Am Samstag beginnen in der NLA die Playoff-Viertelfinals. Der Titelverteidiger Amriswil trifft auf den Tabellensechsten Schönenwerd – eine Equipe, die das Potenzial für einen Überraschungscoup hat.
Bernhard Windler
Auf die Amriswiler (blau) wartet eine schwierige Viertelfinalserie. (Bild: Mario Gaccioli (Amriswil, 4. November 2017))

Auf die Amriswiler (blau) wartet eine schwierige Viertelfinalserie. (Bild: Mario Gaccioli (Amriswil, 4. November 2017))

Bernhard Windler

sport@thurgauerzeitung.ch

Volley Amriswil hat eine schwierige Qualifikation hinter sich. Während die Thurgauer in der vergangenen Saison von medizinischen Ausfällen weitgehend verschont geblieben waren, schlug die Verletzungshexe heuer erbarmungslos zu. Das begann im Herbst, als Nemanja Radovic mit einer Knieverletzung die Saison beenden musste. Der kurzzeitige Ausfall von Libero Clément Daniel führte zu einer Heimniederlage gegen Luzern.

Im Januar kam es knüppeldick: Im Training holte sich Diagonalangreifer Sébastien Steigmeier eine schwere Fussverletzung, die ihn einen Monat von allen Wettkämpfen fernhielt. In dieser Zeit kassierte Amriswil drei Niederlagen in vier Spielen. Roman Brühwiler verletzte sich im ersten Spiel als Steigmeier-Ersatz und konnte ebenfalls längere Zeit nicht mittun. Und vor Monatsfrist brach sich Aussenangreifer Hugo Hamacher das Bein und kehrte nach Brasilien zurück.

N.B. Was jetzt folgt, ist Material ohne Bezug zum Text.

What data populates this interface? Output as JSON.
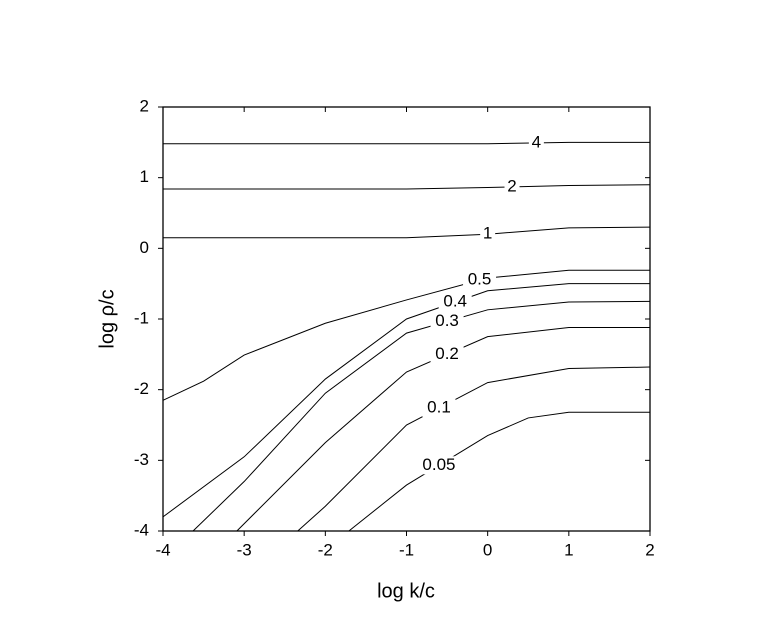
{
  "chart_data": {
    "type": "contour",
    "xlabel": "log k/c",
    "ylabel": "log ρ/c",
    "xlim": [
      -4,
      2
    ],
    "ylim": [
      -4,
      2
    ],
    "xticks": [
      -4,
      -3,
      -2,
      -1,
      0,
      1,
      2
    ],
    "yticks": [
      -4,
      -3,
      -2,
      -1,
      0,
      1,
      2
    ],
    "color": "#000000",
    "series": [
      {
        "name": "4",
        "x": [
          -4,
          0,
          1,
          2
        ],
        "values": [
          1.48,
          1.48,
          1.5,
          1.5
        ]
      },
      {
        "name": "2",
        "x": [
          -4,
          -1,
          0,
          1,
          2
        ],
        "values": [
          0.84,
          0.84,
          0.86,
          0.89,
          0.9
        ]
      },
      {
        "name": "1",
        "x": [
          -4,
          -1,
          0,
          1,
          2
        ],
        "values": [
          0.15,
          0.15,
          0.2,
          0.29,
          0.3
        ]
      },
      {
        "name": "0.5",
        "x": [
          -4,
          -3.5,
          -3,
          -2,
          -1,
          0,
          1,
          2
        ],
        "values": [
          -2.15,
          -1.88,
          -1.51,
          -1.06,
          -0.73,
          -0.42,
          -0.31,
          -0.31
        ]
      },
      {
        "name": "0.4",
        "x": [
          -4,
          -3,
          -2,
          -1,
          0,
          1,
          2
        ],
        "values": [
          -3.8,
          -2.95,
          -1.85,
          -1.0,
          -0.6,
          -0.5,
          -0.5
        ]
      },
      {
        "name": "0.3",
        "x": [
          -3.63,
          -3,
          -2,
          -1,
          0,
          1,
          2
        ],
        "values": [
          -4,
          -3.3,
          -2.05,
          -1.2,
          -0.87,
          -0.76,
          -0.75
        ]
      },
      {
        "name": "0.2",
        "x": [
          -3.09,
          -2,
          -1,
          0,
          1,
          2
        ],
        "values": [
          -4,
          -2.75,
          -1.75,
          -1.25,
          -1.12,
          -1.12
        ]
      },
      {
        "name": "0.1",
        "x": [
          -2.34,
          -2,
          -1,
          0,
          1,
          2
        ],
        "values": [
          -4,
          -3.65,
          -2.5,
          -1.9,
          -1.7,
          -1.68
        ]
      },
      {
        "name": "0.05",
        "x": [
          -1.71,
          -1,
          0,
          0.5,
          1,
          2
        ],
        "values": [
          -4,
          -3.35,
          -2.65,
          -2.4,
          -2.32,
          -2.32
        ]
      }
    ]
  }
}
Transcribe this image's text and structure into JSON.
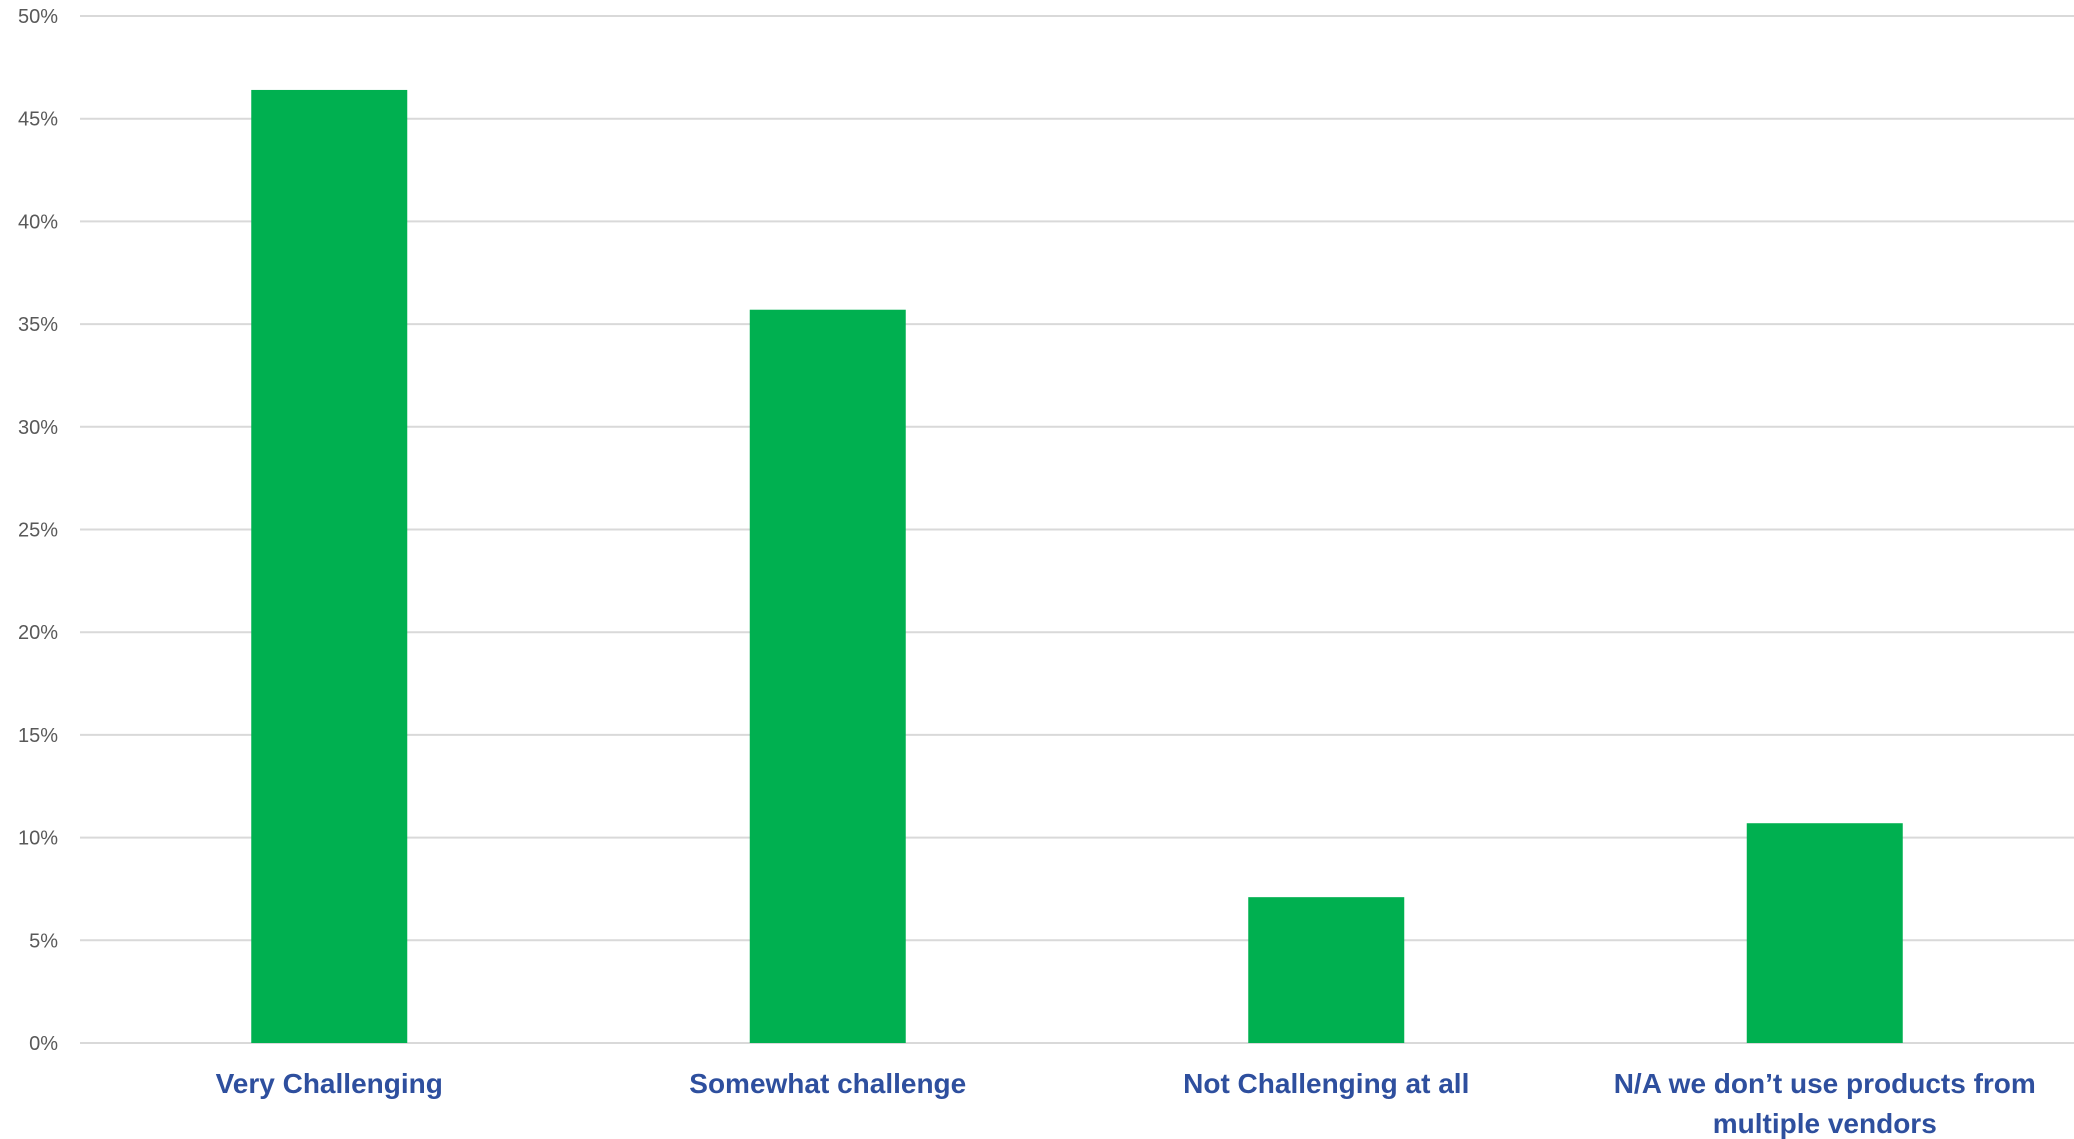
{
  "chart_data": {
    "type": "bar",
    "title": "",
    "xlabel": "",
    "ylabel": "",
    "categories": [
      [
        "Very Challenging"
      ],
      [
        "Somewhat challenge"
      ],
      [
        "Not Challenging at all"
      ],
      [
        "N/A we don’t use products from",
        "multiple vendors"
      ]
    ],
    "values": [
      46.4,
      35.7,
      7.1,
      10.7
    ],
    "ylim": [
      0,
      50
    ],
    "yticks": [
      0,
      5,
      10,
      15,
      20,
      25,
      30,
      35,
      40,
      45,
      50
    ],
    "ytick_suffix": "%",
    "grid": true,
    "legend": "none",
    "colors": {
      "bar": "#00b050",
      "category_text": "#2e4f9e",
      "tick_text": "#595959",
      "grid": "#d9d9d9"
    }
  }
}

Noch immer eine Topmannschaft

Trotz dieses Ungemachs erreichte Amriswil nach 24 Qualifikationsrunden den dritten Platz. Erst in der zweitletzten Runde mussten die Titelverteidiger ihre Ambitionen auf den Qualifikationssieg begraben. Der Rückstand auf Leader Lausanne beträgt nur drei Punkte. Mit dem Tabellenzweiten Näfels sind die Amriswiler punktgleich, und der Vorsprung auf das viertplatzierte Chênois beträgt neun Punkte.

Dass Amriswil trotzdem nicht ganz entspannt in die Playoff-Viertelfinals steigt, hat mit dem Gegner zu tun. Schönenwerd ist ein spielstarkes Team, dem man mehr als nur den sechsten Platz zugetraut hatte. Denn eigentlich sind die Solothurner exzellent besetzt. Fünf Spieler gehören zum erweiterten Kader der Schweizer Nationalmannschaft, und mit Daniel Rocamora steht der wertvollste Spieler (MVP) der vergangenen Saison im Team.

Schönenwerd fürs Playoff wieder komplett?

Vor zwei Wochen gastierte Amriswil in der nagelneuen Betoncoupe-Arena und gewann relativ problemlos 3:0. Verletzungen zwangen aber Schönenwerd zu grossen Umstellungen: Infolge Verletzung der beiden Mitteangreifer spielte Diagonalangreifer Rocamora auf dieser Position und konnte nicht verbergen, dass er sich nicht wohlfühlte. Sollten die Verletzungen von Christoph Hänggi und Simon Hofstede ausgeheilt sein und Schönenwerd komplett antreten, erwartet Amriswil eine schwierige Aufgabe.

Die Viertelfinals werden im Best-of-3-Modus ausgetragen. Morgen um 18.30 Uhr steigt in Schönenwerd das Auftaktspiel. Eine Woche später gastieren die Solothurner um 17 Uhr im Tellenfeld. Wenn die Serie nach zwei Spielen 1:1 steht, kommt es tags darauf um 16 Uhr zum Entscheidungsspiel im Tellenfeld.